You might never have heard of “Olber’s paradox”, but it is one of those perennial provacative items that gets served with most introduction to physics and astronophysics classes. For the lecturer to strut their stuff and appear learned.

Olber is Heinrich Wilhelm Olbers (1758-1840) and the link is https://en.wikipedia.org/wiki/Olbers%27_paradox

I like to watch the night sky at https://www.youtube.com/watch?v=eH90mZnmgD4 and, as Hubble telescope and James Webb telescope have found, as far back as those can see, there is always something further and deeper and older to see – if your sensor is big and sensitivity enough. So the problem is not that there is not light filling the whole sky from an infinite universe, but rather our eyes only see dimly, and out telescopes only a tiny tiny bit more.

My personal universe has existed for trillions of trillions of years and is truly infinite.

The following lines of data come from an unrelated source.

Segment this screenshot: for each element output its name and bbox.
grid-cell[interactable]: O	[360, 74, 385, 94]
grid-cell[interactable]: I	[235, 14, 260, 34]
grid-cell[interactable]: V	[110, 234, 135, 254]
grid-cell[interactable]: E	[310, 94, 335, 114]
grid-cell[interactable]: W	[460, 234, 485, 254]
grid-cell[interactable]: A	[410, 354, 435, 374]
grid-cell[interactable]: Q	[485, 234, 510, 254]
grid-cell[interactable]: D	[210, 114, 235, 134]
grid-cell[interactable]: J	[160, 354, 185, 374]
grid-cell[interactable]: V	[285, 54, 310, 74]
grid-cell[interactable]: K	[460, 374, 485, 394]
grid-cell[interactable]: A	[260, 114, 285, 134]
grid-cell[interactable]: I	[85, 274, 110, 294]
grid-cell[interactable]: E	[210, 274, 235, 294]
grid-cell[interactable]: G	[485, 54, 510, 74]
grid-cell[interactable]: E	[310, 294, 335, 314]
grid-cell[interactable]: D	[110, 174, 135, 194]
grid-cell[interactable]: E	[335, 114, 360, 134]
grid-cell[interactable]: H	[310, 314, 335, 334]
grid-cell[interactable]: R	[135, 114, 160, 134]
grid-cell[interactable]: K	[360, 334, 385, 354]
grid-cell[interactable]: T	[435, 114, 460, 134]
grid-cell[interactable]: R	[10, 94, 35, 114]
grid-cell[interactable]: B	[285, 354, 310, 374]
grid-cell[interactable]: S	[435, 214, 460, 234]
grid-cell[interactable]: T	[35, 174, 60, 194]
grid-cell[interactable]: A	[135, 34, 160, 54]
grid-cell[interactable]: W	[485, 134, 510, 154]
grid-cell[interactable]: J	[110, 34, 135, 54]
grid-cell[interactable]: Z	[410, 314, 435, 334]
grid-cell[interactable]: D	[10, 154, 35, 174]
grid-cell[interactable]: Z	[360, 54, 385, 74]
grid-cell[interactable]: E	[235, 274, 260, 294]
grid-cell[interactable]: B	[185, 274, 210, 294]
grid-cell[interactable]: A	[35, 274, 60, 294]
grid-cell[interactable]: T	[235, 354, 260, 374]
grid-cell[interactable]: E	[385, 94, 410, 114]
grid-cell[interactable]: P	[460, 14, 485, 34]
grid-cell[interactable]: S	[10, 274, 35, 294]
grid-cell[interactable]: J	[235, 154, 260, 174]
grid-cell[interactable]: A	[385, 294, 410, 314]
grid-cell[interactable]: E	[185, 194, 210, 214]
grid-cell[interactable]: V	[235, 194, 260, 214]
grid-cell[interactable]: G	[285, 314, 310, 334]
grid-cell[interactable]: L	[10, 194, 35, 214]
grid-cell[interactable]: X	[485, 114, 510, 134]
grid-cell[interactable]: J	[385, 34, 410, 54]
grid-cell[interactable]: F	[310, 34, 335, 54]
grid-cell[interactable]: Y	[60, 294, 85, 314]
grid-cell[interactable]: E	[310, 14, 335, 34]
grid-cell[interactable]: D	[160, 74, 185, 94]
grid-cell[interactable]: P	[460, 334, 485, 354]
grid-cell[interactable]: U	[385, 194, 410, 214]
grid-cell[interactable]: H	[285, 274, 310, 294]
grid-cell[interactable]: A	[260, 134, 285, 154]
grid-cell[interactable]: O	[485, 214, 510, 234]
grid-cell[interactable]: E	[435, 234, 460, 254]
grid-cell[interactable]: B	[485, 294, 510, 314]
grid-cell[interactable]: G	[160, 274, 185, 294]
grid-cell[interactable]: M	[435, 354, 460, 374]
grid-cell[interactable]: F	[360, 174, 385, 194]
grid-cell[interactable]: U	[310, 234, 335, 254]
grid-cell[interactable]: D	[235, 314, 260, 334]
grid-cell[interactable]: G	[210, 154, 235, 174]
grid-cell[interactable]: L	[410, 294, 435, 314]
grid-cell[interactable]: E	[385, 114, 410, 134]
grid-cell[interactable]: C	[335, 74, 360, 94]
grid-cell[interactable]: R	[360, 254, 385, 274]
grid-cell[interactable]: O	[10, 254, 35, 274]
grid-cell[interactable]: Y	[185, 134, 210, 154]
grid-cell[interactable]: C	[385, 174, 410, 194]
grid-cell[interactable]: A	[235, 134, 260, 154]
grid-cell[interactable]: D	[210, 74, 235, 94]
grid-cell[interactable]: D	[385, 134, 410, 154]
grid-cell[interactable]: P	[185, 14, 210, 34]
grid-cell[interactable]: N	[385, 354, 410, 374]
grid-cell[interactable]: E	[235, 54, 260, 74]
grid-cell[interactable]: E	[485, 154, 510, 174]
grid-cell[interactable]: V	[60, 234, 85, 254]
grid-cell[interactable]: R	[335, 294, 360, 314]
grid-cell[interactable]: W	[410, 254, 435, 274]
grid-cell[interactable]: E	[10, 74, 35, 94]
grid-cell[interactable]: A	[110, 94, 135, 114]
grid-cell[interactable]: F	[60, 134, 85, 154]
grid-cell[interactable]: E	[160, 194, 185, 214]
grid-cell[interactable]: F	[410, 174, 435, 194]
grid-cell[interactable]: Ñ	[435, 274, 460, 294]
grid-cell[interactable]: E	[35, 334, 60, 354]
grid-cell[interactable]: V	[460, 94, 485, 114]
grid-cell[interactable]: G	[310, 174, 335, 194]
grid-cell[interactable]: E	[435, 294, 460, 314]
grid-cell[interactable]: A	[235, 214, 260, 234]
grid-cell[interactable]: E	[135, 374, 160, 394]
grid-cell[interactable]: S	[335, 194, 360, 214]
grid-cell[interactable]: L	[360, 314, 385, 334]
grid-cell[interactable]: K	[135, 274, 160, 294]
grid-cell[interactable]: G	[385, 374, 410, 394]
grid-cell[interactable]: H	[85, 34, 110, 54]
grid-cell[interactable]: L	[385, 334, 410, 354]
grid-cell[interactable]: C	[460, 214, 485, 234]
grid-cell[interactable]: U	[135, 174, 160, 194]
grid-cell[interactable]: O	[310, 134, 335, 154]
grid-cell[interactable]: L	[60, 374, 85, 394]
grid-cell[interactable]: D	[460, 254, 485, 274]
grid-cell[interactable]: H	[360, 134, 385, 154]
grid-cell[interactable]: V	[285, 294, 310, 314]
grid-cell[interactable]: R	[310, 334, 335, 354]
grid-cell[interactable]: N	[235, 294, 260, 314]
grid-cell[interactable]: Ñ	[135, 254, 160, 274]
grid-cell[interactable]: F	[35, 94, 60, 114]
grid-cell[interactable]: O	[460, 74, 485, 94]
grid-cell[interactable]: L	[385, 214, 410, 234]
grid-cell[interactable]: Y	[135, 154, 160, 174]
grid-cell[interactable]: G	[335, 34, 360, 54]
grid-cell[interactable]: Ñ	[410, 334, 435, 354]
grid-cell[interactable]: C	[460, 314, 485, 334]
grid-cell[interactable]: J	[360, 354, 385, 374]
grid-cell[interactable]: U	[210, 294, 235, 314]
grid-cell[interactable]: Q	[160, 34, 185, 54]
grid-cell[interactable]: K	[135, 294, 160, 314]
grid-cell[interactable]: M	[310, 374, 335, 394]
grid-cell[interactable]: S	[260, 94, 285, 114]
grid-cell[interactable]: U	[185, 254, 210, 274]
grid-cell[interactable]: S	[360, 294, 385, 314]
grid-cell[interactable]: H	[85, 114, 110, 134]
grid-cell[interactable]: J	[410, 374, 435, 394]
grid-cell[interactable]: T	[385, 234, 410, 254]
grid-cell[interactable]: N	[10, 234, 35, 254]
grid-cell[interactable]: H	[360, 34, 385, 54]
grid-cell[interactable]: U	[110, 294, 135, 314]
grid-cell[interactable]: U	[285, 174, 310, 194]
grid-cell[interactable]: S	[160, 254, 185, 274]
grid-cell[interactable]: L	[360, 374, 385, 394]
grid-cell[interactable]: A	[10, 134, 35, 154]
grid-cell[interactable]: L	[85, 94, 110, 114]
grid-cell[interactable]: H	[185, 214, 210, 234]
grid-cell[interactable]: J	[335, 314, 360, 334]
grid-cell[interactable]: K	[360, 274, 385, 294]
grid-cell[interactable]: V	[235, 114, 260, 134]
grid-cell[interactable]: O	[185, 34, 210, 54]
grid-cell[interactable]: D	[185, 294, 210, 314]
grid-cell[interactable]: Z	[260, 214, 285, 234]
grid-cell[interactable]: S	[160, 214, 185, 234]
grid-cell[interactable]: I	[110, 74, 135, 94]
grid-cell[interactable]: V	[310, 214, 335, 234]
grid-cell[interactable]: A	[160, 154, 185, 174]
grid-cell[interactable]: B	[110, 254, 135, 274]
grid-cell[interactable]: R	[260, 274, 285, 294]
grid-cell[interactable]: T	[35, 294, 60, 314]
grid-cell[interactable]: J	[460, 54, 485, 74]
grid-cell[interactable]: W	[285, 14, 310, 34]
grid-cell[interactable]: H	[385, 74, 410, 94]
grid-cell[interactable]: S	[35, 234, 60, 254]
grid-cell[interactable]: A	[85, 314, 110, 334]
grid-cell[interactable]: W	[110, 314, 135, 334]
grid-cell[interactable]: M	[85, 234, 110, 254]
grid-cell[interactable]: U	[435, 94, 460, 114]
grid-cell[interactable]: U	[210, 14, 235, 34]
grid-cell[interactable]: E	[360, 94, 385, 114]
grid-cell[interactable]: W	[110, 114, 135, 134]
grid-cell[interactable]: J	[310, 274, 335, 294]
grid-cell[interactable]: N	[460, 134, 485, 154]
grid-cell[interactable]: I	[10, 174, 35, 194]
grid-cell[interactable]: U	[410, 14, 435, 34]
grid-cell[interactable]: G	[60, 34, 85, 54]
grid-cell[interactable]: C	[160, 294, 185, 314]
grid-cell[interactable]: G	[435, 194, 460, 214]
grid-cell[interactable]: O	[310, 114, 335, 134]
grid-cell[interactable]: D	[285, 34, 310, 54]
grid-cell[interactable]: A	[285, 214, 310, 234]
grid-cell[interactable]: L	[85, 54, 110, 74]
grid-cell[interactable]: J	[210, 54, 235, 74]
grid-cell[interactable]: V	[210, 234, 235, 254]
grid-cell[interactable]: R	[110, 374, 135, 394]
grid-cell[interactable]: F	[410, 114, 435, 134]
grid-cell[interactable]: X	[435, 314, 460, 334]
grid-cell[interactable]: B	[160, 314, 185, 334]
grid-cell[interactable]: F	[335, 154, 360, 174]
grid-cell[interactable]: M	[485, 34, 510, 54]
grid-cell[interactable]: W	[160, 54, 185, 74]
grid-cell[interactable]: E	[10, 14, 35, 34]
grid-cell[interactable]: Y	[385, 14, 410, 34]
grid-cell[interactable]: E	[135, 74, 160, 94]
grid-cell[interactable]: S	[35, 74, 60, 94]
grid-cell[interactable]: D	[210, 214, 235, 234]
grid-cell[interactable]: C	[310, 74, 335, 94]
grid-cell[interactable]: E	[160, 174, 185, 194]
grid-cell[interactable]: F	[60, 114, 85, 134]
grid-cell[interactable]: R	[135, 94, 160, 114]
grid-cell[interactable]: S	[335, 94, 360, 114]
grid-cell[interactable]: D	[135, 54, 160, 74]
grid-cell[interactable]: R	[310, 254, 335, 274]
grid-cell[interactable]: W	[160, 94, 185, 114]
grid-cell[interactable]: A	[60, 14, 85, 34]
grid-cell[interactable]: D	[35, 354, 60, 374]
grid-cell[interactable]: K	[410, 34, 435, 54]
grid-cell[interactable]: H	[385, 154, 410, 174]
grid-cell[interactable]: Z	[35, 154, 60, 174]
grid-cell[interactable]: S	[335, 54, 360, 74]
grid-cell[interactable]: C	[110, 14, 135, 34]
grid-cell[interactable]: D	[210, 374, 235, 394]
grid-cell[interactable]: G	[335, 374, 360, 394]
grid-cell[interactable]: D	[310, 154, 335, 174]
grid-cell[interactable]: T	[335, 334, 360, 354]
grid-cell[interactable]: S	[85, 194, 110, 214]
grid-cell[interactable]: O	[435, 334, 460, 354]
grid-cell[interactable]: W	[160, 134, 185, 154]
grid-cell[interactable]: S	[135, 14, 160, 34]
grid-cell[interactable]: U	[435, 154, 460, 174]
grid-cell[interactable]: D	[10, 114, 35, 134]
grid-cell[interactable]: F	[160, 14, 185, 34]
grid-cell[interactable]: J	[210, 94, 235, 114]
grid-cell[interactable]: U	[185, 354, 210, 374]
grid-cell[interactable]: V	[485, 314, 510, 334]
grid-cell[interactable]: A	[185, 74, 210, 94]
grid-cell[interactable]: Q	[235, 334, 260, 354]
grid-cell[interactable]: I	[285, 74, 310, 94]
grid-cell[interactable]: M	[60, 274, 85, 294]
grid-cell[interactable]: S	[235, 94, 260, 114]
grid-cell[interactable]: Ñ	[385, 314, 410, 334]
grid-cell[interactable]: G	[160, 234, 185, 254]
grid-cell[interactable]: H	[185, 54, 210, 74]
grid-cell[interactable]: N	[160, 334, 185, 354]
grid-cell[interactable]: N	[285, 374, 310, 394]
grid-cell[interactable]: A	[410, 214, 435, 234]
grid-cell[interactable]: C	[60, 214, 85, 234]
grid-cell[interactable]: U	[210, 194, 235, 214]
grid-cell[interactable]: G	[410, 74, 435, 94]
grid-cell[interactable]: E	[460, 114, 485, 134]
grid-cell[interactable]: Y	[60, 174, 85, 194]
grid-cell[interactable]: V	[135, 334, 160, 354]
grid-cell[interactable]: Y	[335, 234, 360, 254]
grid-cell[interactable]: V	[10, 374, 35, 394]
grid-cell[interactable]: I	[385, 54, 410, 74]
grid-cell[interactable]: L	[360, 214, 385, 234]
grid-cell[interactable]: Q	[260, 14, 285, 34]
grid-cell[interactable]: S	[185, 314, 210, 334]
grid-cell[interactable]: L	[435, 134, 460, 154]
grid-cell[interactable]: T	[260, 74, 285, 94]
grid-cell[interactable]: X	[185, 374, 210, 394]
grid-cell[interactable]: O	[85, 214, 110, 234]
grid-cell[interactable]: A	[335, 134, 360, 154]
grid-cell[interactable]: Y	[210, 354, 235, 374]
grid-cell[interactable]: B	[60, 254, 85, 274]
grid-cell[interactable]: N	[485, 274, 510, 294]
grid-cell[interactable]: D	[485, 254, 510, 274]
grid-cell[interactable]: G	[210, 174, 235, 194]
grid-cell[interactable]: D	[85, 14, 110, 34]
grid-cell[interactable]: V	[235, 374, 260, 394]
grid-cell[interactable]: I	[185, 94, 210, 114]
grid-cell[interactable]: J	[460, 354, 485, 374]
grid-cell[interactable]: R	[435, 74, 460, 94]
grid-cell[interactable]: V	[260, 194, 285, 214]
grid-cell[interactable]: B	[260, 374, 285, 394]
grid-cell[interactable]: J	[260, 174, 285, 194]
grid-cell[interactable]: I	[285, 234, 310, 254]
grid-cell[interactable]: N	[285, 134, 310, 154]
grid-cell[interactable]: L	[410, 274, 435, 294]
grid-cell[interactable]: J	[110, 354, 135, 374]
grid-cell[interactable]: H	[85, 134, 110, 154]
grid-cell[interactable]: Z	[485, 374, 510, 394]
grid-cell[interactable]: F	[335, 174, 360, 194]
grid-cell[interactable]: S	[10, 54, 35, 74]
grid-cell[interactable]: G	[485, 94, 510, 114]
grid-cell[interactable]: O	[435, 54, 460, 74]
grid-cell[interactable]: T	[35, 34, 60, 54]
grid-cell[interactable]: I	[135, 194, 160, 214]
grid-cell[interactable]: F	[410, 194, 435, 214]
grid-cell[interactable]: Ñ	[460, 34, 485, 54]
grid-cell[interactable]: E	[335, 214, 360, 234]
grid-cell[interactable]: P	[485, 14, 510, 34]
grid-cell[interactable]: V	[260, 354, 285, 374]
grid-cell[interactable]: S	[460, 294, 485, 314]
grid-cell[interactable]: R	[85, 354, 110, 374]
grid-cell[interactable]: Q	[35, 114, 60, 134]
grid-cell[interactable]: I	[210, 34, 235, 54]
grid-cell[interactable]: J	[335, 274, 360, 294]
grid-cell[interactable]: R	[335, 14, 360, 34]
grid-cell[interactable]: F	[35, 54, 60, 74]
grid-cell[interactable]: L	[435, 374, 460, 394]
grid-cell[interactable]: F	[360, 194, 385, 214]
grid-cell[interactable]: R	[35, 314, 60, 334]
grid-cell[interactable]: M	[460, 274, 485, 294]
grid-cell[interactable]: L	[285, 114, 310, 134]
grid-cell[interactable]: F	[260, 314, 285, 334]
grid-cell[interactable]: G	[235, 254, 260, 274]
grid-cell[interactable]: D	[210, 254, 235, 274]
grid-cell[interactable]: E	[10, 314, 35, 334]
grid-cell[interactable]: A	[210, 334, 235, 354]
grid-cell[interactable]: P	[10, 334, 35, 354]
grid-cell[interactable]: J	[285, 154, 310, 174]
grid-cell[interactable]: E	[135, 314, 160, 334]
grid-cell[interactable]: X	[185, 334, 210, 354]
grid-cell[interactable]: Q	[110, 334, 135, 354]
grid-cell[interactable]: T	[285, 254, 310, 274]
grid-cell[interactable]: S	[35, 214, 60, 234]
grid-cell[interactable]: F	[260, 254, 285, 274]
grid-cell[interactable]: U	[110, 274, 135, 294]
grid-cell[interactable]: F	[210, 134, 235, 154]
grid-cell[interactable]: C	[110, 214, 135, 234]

I have a model for the “big bang” and it is just a not too big nova explosion of “big bang sized collection of black holes”. That happens when quark gluon material accumulates in a black hole and then pressure forces that liquid to a crystalline solid state, releasing large, but not infinite energy. Re-seeding a region of space to start over again.  Throwing out chunks of black holes and neutron stars and recycled things.

Like life and death, and life after death, I can think anything I want about the events and processes in my visible and accessible world. I don’t have access to super computers to show what I think it happening. And, seriously, I really do not want to fuel generations of half baked newbies arguing “big things” to impress their potential mates. I went to 6 universities and listened carefully at countless seminars, classes and presentations. The behavior of permanent students is different. Me, I had to work for a living.

If there were a much larger universe and time for things to get here, then gravitational detectors might be able to see distant “big bangs” from that larger universe that started long ago. But LIGO won’t even study and document the gravitational data from the solar system. Why would I expect anyone to look beyond? The light might not get here easily, or the gravitational waves, but a big band size event far away might. Gravity signals are attenuated by distance and complexity.